Certains internautes deviennent littéralement accros à l’exhibitionnisme virtuel et entretiennent des relations exclusivement virtuelles. C’est le cas d’une patiente de Sylvia Lippi, psychologue clinicienne, enseignante à l’université Paris VII.  » Cette belle femme de 28 ans ne parvenait pas à instaurer de relation avec un homme. Elle enchaînait donc les relations sur Internet avec tous types d’hommes, sans jamais les rencontrer, puisque chacune de ses rencontres réelles échouait. Elle se livrait également à des strip-teases devant son ordinateur de façon très régulière « , expliquait ainsi Sylvia Lippi, lors d’un colloque organisé en juin dernier à l’UCL.  » Internet, dans ce cas, c’est l’évitement de la rencontre. Ce qui lui permet d’entretenir et renforcer son idéal romantique, l’idée qu’elle a d’un homme parfait, de garder son désir toujours insatisfait. Pour elle, cet écran miroir, c’est toute sa vie, qu’elle ne réalise qu’au niveau du fantasme. Il l’empêche de se confronter au réel. « 

Processus de deuil

Reste que les experts cherchent à relativiser le rôle des nouvelles technologies dans les comportements amoureux. Pour Camille Labaki,  » Internet est un nouveau moyen de faire des rencontres, comme il en existait d’autres auparavant. Nous devons nous débarrasser de nos préjugés et nous constatons d’ailleurs, dans notre pratique, qu’il n’existe pas de réelles différences entre les couples issus du Net et les autres. La relation amoureuse reste toujours une histoire entre deux personnes.  » En revanche, la psychologue estime que  » si les nouvelles technologies opèrent un bouleversement, c’est bien au niveau de la rupture amoureuse, car elles modifient le processus de deuil. Aujourd’hui, quand on rompt, la Toile permet de faire de nouvelles rencontres en moins de trois jours. Avec cette nouvelle excitation, l’amoureux quitté peut penser avoir fait son deuil, ce qui est faux. Le processus du deuil non fait devra bien se poursuivre tôt ou tard. Par ailleurs, Internet permet aujourd’hui, malgré une rupture, de continuer à être informé des moindres faits et gestes de son ex, on peut sur Facebook, par exemple, savoir ce qu’il a mangé le matin ! « .

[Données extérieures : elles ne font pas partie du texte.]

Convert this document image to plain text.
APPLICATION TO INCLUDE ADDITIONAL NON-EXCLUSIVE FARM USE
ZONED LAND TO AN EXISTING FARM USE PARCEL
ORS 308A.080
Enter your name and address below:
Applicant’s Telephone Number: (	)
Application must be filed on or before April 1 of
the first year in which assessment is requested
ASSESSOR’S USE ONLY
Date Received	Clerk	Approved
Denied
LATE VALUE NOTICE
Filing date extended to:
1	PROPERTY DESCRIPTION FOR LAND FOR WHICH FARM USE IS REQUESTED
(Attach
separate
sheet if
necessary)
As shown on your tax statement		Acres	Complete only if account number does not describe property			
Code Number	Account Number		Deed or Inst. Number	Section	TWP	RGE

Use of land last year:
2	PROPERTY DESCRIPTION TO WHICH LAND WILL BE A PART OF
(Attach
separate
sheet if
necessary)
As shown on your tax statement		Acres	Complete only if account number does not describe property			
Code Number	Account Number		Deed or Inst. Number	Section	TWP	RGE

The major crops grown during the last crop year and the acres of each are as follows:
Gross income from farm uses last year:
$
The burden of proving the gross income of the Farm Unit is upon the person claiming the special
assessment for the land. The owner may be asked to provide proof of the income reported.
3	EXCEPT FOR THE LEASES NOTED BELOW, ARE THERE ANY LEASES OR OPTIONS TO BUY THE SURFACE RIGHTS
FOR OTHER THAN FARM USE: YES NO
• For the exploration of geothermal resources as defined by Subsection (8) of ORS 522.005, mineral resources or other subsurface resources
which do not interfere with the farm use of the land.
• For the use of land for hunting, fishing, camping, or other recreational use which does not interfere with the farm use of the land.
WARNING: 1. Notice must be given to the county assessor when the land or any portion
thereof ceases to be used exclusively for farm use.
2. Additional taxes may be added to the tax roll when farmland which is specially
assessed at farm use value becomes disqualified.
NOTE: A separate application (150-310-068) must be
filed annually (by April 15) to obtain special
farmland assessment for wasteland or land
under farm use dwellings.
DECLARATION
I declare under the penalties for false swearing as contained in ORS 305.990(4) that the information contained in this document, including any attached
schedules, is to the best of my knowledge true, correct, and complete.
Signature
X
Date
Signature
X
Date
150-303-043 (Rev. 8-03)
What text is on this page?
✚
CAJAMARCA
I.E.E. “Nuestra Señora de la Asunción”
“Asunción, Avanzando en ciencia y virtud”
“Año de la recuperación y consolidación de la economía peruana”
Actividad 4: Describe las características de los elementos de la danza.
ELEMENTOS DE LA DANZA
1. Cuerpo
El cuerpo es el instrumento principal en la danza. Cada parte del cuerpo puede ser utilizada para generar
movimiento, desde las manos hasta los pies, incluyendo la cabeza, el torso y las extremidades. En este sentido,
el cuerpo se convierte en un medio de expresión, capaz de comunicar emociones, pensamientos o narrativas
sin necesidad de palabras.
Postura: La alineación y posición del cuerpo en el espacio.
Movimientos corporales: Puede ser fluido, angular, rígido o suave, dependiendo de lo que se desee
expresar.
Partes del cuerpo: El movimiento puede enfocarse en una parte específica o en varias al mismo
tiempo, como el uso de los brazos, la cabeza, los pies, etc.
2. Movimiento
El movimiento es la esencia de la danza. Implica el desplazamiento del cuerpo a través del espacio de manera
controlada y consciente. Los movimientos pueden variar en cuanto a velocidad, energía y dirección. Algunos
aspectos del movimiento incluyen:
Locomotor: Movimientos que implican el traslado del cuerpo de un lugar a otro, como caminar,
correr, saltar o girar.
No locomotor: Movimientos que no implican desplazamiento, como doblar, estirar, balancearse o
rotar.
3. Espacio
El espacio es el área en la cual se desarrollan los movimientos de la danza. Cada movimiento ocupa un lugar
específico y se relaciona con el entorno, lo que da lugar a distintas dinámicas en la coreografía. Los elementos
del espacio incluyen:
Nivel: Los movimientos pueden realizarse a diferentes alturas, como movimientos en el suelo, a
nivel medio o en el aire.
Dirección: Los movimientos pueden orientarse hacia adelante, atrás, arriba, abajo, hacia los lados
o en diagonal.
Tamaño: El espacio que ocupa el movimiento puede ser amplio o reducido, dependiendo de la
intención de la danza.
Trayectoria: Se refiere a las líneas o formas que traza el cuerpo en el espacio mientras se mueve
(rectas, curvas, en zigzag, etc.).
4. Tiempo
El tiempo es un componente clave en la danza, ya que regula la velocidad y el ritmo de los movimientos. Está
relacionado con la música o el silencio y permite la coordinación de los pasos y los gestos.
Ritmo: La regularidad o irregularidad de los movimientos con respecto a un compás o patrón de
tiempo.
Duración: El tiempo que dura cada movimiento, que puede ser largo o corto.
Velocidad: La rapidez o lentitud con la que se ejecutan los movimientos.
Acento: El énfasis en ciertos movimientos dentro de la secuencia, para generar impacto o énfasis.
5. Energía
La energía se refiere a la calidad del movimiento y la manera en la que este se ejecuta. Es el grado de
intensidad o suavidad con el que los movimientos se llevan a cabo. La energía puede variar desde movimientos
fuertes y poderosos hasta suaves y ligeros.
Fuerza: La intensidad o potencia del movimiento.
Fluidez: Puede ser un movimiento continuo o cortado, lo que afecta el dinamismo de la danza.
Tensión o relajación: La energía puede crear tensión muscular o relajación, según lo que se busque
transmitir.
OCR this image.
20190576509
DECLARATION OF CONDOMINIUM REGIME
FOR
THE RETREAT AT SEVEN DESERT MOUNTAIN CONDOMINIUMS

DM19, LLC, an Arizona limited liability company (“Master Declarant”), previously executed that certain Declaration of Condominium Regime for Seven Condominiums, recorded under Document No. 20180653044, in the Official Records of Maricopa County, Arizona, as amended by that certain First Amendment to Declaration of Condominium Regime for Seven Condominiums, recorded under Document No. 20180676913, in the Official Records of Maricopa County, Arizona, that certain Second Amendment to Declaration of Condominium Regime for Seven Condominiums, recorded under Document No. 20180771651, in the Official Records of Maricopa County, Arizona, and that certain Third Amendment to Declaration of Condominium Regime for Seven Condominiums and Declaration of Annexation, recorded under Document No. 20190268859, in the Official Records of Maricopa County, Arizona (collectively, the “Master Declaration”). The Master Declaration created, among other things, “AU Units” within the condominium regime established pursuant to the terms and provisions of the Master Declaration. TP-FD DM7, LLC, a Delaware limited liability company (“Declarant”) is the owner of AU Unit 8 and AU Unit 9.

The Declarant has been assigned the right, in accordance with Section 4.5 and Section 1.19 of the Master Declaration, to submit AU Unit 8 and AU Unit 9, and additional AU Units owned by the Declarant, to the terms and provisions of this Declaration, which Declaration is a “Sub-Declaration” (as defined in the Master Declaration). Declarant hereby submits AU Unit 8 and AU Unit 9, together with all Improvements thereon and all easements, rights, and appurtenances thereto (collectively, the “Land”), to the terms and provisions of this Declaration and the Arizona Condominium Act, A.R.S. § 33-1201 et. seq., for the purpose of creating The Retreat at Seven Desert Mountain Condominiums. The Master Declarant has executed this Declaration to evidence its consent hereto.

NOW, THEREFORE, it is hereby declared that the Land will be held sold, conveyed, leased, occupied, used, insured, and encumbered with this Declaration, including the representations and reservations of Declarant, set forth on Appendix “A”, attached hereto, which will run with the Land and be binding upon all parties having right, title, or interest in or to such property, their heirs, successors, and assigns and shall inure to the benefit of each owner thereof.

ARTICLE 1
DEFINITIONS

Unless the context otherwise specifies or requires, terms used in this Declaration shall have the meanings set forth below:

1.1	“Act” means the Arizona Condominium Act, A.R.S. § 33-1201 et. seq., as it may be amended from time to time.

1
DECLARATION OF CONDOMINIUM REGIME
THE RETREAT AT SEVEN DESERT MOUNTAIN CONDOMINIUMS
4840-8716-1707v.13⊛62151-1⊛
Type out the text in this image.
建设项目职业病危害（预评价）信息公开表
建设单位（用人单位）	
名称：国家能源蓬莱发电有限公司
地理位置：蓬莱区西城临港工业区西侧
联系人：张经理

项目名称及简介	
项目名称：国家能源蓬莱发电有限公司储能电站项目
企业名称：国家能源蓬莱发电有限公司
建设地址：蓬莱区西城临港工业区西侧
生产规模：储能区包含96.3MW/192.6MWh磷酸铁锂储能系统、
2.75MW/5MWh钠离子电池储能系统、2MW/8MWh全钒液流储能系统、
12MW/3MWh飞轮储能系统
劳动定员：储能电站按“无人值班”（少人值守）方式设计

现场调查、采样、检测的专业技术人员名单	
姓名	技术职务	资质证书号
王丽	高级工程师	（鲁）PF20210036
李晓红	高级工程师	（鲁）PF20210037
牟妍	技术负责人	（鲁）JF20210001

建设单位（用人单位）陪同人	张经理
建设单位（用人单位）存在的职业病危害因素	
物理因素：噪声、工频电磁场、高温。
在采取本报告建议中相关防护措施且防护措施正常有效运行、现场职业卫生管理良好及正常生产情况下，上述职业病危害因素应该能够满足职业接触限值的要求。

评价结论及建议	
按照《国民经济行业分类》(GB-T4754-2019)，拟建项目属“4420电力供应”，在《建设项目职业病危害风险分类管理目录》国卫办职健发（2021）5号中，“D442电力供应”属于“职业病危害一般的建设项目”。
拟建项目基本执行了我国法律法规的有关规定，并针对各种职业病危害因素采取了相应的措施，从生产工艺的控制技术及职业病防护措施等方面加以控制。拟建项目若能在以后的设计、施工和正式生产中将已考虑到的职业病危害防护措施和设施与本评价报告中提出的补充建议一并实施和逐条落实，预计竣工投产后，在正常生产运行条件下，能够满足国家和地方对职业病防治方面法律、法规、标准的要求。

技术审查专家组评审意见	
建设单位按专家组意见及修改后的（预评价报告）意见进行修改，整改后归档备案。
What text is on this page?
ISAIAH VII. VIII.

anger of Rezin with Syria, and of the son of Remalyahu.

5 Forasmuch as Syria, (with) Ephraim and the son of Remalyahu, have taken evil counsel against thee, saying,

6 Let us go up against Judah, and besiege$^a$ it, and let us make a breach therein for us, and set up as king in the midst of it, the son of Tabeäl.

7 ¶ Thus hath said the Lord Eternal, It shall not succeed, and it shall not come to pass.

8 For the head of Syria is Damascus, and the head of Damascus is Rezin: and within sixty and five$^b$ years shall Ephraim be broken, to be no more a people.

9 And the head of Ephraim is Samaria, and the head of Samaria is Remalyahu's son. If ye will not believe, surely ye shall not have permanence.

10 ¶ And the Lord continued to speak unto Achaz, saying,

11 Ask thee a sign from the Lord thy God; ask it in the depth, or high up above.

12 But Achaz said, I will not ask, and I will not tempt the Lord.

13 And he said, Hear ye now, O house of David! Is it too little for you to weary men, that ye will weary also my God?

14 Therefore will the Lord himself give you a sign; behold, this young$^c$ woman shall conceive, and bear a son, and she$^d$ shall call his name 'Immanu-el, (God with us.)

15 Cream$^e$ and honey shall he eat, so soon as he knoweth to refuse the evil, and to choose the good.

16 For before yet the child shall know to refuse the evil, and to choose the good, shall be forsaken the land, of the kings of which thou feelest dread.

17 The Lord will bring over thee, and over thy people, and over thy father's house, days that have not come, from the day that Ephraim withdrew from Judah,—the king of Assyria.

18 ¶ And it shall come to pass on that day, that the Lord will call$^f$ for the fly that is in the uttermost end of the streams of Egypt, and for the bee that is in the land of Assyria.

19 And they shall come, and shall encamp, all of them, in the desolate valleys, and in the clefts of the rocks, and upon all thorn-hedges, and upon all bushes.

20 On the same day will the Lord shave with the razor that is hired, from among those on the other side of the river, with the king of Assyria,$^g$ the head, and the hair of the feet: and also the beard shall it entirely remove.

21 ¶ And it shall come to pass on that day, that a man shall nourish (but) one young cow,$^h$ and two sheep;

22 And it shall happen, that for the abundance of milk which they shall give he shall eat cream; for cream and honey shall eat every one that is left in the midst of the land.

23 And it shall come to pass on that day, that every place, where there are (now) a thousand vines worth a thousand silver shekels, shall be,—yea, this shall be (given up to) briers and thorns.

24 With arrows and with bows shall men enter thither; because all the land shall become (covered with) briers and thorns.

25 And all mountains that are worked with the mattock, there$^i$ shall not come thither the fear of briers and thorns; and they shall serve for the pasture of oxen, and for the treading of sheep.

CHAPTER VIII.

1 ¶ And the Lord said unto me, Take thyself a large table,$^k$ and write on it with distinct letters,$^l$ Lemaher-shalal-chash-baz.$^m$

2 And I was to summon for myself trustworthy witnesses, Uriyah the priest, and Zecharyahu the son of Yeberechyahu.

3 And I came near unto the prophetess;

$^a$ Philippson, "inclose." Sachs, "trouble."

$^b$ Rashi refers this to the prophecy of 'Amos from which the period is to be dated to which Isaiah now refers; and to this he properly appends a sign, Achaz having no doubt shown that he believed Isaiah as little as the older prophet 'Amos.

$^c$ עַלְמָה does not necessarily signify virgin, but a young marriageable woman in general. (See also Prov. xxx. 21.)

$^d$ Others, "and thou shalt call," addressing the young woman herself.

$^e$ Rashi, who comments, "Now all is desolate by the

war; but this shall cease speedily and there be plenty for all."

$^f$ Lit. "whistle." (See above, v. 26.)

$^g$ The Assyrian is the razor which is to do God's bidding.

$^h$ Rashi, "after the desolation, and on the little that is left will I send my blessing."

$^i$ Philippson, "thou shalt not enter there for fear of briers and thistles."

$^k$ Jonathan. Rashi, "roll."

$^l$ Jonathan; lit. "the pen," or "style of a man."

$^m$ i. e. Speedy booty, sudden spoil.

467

C’est le cas d’Amaury, 30 ans, qui garde toujours des contacts virtuels avec son ex. Il va même jusqu’à correspondre régulièrement avec elle par gmailtalk (le chat de la messagerie gmail), alors qu’il a entamé une nouvelle relation amoureuse il y a deux ans.  » Je ne sais pas trop pourquoi je fais ça, il suffit d’un clic, c’est à portée de main et ça n’engage pas autant que de prendre son téléphone et d’appeler la personne. C’est comme si je ne faisais quasi rien, je peux arrêter la conversation quand je veux. Je n’ai même pas l’impression de tromper ma nouvelle amie. Et paradoxalement, ces conversations idéalisent ma relation avec mon ex. Car nous choisissons ce que nous nous disons, nous allons même parfois très loin, jusqu’aux jeux érotiques. « 

Mais arrêtons de noircir la Toile… Au royaume du virtuel, tout n’est pas machiavélisme et fantasme. Internet aurait même ajouté un peu de poésie dans nos rencontres amoureuses. Pascal Lardellier l’assure :  » Le Net sentimental a créé une forme de néoromantisme. Car sur la Toile, tout passe par l’écrit. On joue avec les mots, on versifie, on invente un nouveau langage.  » Ouf !

CHLOÉ ANDRIES et GILLES QUOISTIAUX (CANAL ORDINAIRE); C.A. & G.Q.